Я боялся их прихода, потому что Яков Иванович брал меня обычно на колени и обхватывал руками. Один палец был у него укорочен: не желая быть призванным в армию в годы Первой мировой войны, он нанес себе увечье. Мне было неприятно, когда на животе у меня оказывалась изувеченная рука.

При родственниках-эстонцах пели по-эстонски «на элагу» («долгие лета»). А отец любил украинские «Распрягайте, хлопцы, кони, та лягайте почивать…» и «Дывлюсь я на небо, тай думку гадаю…» Если гостей не было, а наступал праздник, родители звали соседей Бусловых. У Е. М. Бусловой была гитара, и она на ней неплохо играла, подбирая мелодию, начатую отцом, из его репертуара. Вне конкуренции была популярная тогда «Каховка». Так что в том, что песня объединяет людей, сплачивает их в один коллектив, мы с братом могли убедиться еще в раннем детстве…

Полковник Лессер

– Когда наступили лихие 40-е, я служил адьютантом у министра обороны Эстонии, – начал свой рассказ Харью Рихардович Лессер.

Много лет прошло после окончания Великой Отечественной войны. Мы втроем – Харью Рихардович, дядя Аркадий и я – сидели в пивной на углу Среднего проспекта Васильевского острова и 16-й линии. Сидели потому, что сказали Элле, моей жене, что будем в 16.00, а слет офицеров Ленинградского фронта, на который приехали Лессер и Келло, завершился раньше. Нам нужно было больше часа где-то ждать, поскольку эстонцы наотрез отказались прийти к нам домой до назначенного часа.

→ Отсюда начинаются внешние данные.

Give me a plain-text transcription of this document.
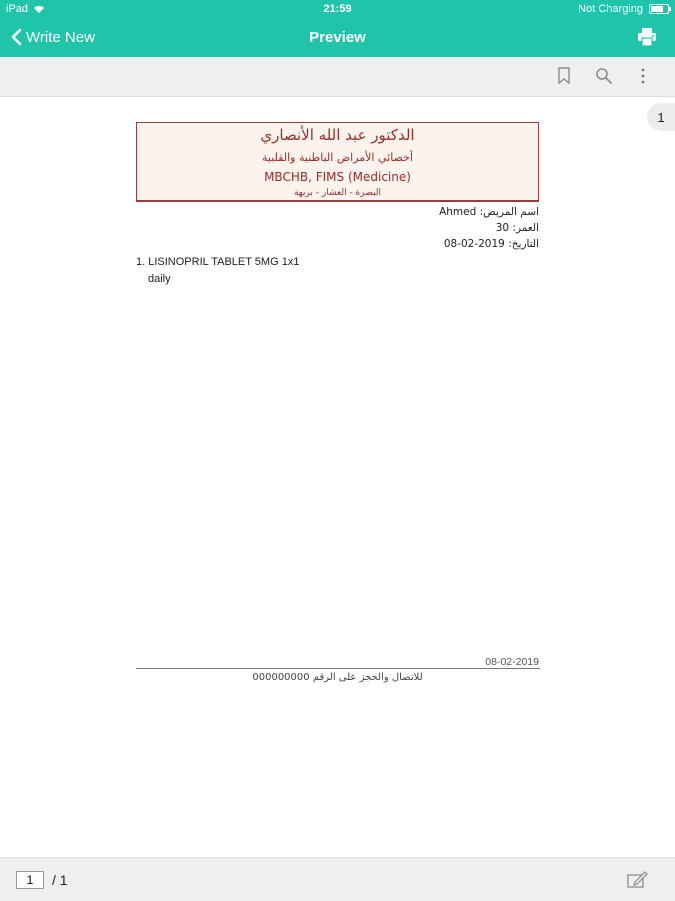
iPad	21:59	Not Charging
Write New	Preview
1
الدكتور عبد الله الأنصاري
أخصائي الأمراض الباطنية والقلبية
MBCHB, FIMS (Medicine)
البصرة - العشار - بريهة
Ahmed اسم المريض:
30 العمر:
08-02-2019 التاريخ:
1. LISINOPRIL TABLET 5MG 1x1
daily
08-02-2019
للاتصال والحجز على الرقم 000000000
1
/ 1
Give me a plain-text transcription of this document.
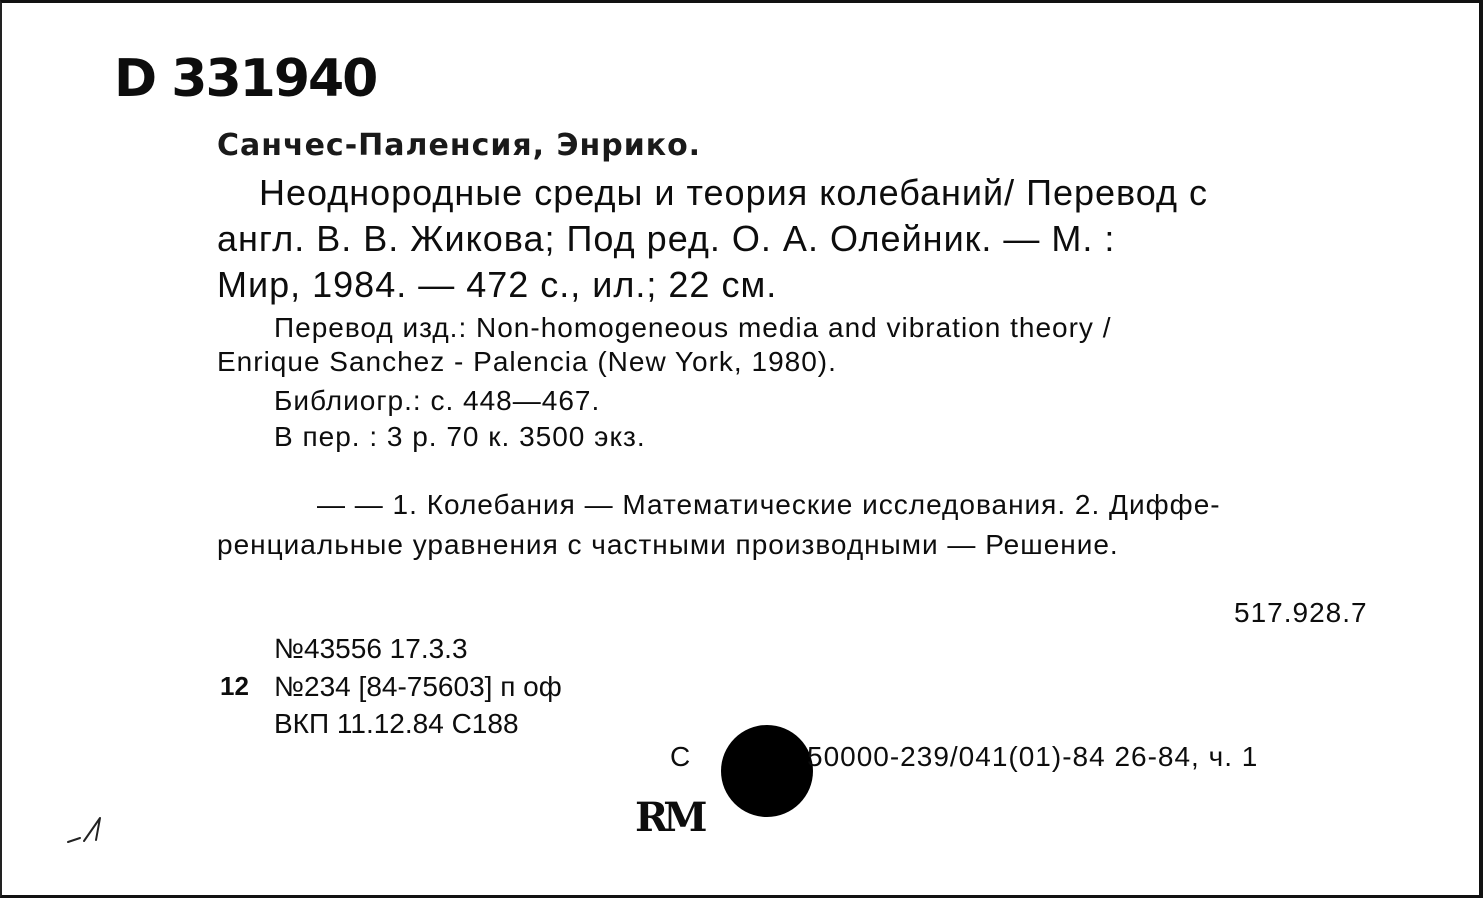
D 331940
Санчес-Паленсия, Энрико.
Неоднородные среды и теория колебаний/ Перевод с
англ. В. В. Жикова; Под ред. О. А. Олейник. — М. :
Мир, 1984. — 472 с., ил.; 22 см.
Перевод изд.: Non-homogeneous media and vibration theory /
Enrique Sanchez - Palencia (New York, 1980).
Библиогр.: с. 448—467.
В пер. : 3 р. 70 к. 3500 экз.
— — 1. Колебания — Математические исследования. 2. Диффе-
ренциальные уравнения с частными производными — Решение.
517.928.7
№43556 17.3.3
12 №234 [84-75603] п оф
ВКП 11.12.84 С188
С	50000-239/041(01)-84 26-84, ч. 1
RM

– Однажды под вечер меня вызвал министр, – рассказывал Лессер. – «Харью, – сказал он, – я ничего не понимаю, видно, совсем рехнулся. Меня сегодня утром вызвал президент и ошарашил новостью, что к нам придут советские войска, что их нужно гостеприимно встретить и разместить в казармах. Я уже попытался дать поручение двум старшим офицерам, но они категорически отказались, считая это предательством Родины. Вот я и решил поручить тебе встретить и разместить “гостей” из Советского Союза». Я был потрясен: принять гостей из страны, к которой мы относились всегда враждебно, – таких заданий мне не доводилось выполнять, – продолжал Харью Рихардович, – я стал готовиться к приему «гостей», когда меня снова вызвал министр: «Харью, теперь всё ясно. Меня пригласил Констинтин[1] и сообщил, что ему звонил Гитлер и сказал, что ввод Красной Армии в Эстонию, Латвию и Литву – это явление временное, надо подождать около года, тогда “всё прояснится”, и Эстония снова станет свободной. В этом ей поможет Германия. Так что действуй, как сказано». Последние слова относились и к министру, и ко мне.